Concluye este programa expositivo tan ambicioso con la parte tercera, que se ciñe a una realidad más específica y práctica, cual es la situación y las previsiones de las lenguas de mayor uso internacional. En esta perspectiva de preeminencia comunicativa de ciertas lenguas en el comercio, la ciencia y actividad telemática aparecen tratados los casos del alemán, el árabe, el ruso, el francés, el inglés y el portugués, en su variante brasileña. Del francés trata Robert Chaudenson, dicho sea como muestra, quien sitúa el futuro internacional de esta lengua en África. Los editores hacen notar que la selección de las seis lenguas no supone la desatención de otras lenguas en la obra. Así, el castellano aparece en el capítulo sobre la zona americana de Mercosur y también en el capítulo correspondiente a la zona de América del Norte.

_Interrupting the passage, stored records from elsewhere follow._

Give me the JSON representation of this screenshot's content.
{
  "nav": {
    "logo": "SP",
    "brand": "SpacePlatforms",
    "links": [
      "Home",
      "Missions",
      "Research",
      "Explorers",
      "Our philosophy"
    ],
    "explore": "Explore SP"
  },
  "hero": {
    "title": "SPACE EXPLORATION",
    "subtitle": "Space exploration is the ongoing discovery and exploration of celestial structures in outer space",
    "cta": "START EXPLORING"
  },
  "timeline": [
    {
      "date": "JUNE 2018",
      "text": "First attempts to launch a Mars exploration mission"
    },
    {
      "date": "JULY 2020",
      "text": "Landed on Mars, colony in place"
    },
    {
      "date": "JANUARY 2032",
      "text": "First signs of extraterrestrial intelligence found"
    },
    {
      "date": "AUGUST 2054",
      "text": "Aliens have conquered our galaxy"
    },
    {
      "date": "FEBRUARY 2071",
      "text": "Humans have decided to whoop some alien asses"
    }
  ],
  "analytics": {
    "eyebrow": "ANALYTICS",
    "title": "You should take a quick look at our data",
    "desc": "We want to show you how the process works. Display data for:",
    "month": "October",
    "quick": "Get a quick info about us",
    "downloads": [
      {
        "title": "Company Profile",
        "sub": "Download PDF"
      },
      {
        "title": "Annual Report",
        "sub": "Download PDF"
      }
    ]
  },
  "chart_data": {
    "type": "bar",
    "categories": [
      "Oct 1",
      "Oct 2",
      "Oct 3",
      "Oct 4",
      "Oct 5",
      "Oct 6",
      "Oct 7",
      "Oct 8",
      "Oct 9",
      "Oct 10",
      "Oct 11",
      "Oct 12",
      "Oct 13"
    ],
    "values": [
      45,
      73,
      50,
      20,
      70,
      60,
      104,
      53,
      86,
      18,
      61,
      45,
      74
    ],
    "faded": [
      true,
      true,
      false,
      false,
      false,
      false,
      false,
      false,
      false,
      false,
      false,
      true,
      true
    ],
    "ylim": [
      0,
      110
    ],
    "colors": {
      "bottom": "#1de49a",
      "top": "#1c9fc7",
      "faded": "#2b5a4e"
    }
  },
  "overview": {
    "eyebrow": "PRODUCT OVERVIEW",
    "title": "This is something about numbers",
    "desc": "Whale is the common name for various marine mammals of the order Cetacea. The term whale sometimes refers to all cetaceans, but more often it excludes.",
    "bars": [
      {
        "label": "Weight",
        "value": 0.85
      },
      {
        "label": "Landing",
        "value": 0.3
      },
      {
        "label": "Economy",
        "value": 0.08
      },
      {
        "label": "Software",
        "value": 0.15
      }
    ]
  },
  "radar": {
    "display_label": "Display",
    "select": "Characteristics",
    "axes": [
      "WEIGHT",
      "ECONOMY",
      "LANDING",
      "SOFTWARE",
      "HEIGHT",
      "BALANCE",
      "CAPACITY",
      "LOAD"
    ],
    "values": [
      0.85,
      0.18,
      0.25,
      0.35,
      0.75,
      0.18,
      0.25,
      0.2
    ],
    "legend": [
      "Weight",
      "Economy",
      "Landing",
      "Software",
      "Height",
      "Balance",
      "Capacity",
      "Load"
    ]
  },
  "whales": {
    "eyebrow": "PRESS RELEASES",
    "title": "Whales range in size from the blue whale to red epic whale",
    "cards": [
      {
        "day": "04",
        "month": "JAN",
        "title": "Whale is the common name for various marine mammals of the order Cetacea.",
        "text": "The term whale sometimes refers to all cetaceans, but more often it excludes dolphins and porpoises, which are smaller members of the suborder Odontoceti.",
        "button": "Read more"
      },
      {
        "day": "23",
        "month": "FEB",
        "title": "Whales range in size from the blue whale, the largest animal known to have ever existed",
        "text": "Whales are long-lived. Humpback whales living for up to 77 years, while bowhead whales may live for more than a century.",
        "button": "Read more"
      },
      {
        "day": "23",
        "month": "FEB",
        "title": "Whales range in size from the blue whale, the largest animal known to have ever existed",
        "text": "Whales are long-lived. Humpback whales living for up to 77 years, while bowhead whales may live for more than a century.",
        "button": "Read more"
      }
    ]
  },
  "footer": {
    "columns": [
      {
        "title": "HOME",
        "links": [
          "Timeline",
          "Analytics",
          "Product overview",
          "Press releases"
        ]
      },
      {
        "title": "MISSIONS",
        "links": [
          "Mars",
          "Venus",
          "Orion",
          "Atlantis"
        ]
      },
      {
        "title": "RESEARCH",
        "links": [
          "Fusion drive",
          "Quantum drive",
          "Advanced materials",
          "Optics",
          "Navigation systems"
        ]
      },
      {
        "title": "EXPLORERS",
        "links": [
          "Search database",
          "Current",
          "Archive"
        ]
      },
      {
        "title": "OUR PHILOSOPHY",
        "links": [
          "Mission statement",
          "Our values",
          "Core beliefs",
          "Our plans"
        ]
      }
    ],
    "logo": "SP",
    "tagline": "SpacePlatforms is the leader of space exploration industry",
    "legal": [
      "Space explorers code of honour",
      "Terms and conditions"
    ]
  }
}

Otro tanto sucede con el chino y el japonés.

La elección de estas lenguas de comunicación internacional es suficientemente ilustrativa de las piezas que cabe analizar para comprender la composición y los movimientos futuros de las lenguas en unas relaciones que, de modo progresivo, están alimentadas por una cultura global. Y presentan con claridad el modelo analítico que los autores han aplicado a toda la obra. Languages in a Globalising World destaca por la viveza de sus interpretaciones, la actualidad de sus datos y la concisión de las exposiciones. La relación bibliográfica que acompaña cada capítulo y el índice onomástico general convierten este texto en un material útil y necesario para comprender qué sucede con las lenguas en un ámbito tan fascinante como el de la macrolingüística.

En resumen, tres son los términos que orientan los análisis de la obra: geolingüística, geoestrategia y geopolítica. Esta perspectiva holística de la sociolingüística se reconcilia con la idea de que lo lingüístico está íntimamente relacionado con la política y la economía. Los editores Maurais y Morris proponen unas conclusiones consistentes Consideran que hay que planificar de un modo realista el futuro de las lenguas, es decir, según parámetros de interacción internacional. La globalización es un fenómeno que arroja aspectos positivos y aspectos negativos. Una muestra de ello es la generalización del inglés, lo cual aporta ventajas a sus hablantes nativos; pero también sucede que esos hablantes están perdiendo el control sobre el código o sistema de la lengua, lo cual era difícilmente imaginable hasta hace poco. Reconocen también los editores que resultará inapropiada una política lingüística que se desentienda de esta realidad o bien que intente combatirla. Y abogan porque se trabaje de manera pro-activa, en el sentido de utilizar la globalización para redefinir los entornos comunicativos, los códigos de especialización y la preservación de la diversidad lingüística.

Las exposiciones y conclusiones Languages in a Globalising World hacen más comprensible el complejo fenómeno de la globalización. Su acierto consiste en aplicar un rico sistema de pautas políticas, culturales y lingüísticas a las relaciones internacionales. La obra editada por Jacques Maurais y Michael A. Morris brinda un campo extraordinariamente amplio para la investigación y para la planificación lingüísticas. A la vez, incita a los lingüistas a revisar sus concepciones sobre el alcance de su labor y a incorporar a su actividad investigadora variables tecnológicas, económicas y políticas. Como se puede apreciar, aquí hallamos expuestas muchas y muy novedosas tareas, que quizá sean aptas para un nuevo compromiso en sociolingüística.